The main trade union CGTP said it was "an attack on the dignity of the people".

The daily newspaper Diario Economico declared it to be "an insult to the Portuguese people".

The so-called troika of creditors, the IMF, EU and European Central Bank (ECB), have agreed to ease the targets for reduction of the public deficit.

This must now be 5.0 per cent of output this year and 4.5 per cent in 2013. But this concession was conditional on extra measures.

Even Portuguese President Anibal Cavaco Silva, who comes from the Social Democrat Party of Prime Minister Pedro Passos Coelho, has expressed concern.
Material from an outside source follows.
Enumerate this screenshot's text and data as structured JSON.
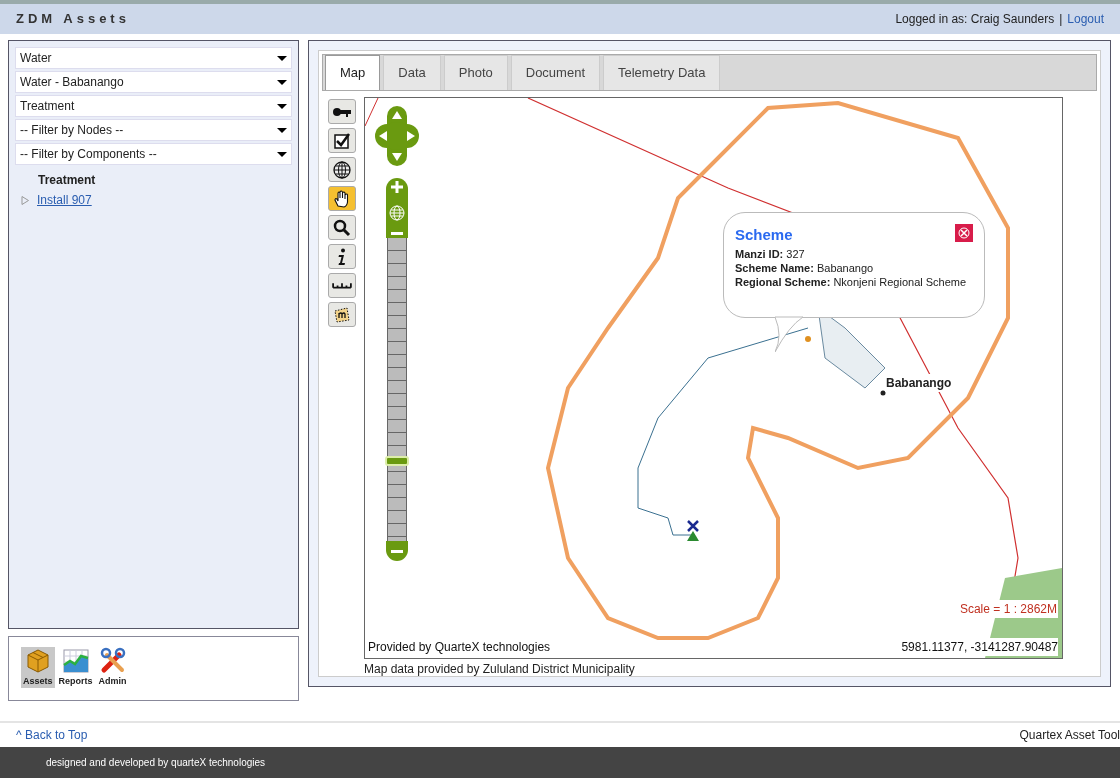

"In current circumstances, it is not right to require a public deficit target from a country undergoing a process of budget adjustment which it is respecting come what may," he said on his Facebook page.

The situation is particularly delicate because the Portuguese, who up to now seemed to accept the need for austerity, have radically changed their attitude.

Their hand could be strengthened by a new and controversial study by the IMF on the so-called fiscal multiplier which appears to suggest that the degree of budget correction in several countries in western Europe is doing more damage to growth than generating benefits.

This is likely to provide fuel for those who oppose rapid reduction of deficits, as usually urged by the IMF.

But the findings are contested by some analysts.

They say that the IMF analysis covers the wrong selection of countries and so presents an unduly gloomy picture of growth which in any case may turn out to be stronger than the data shows so far.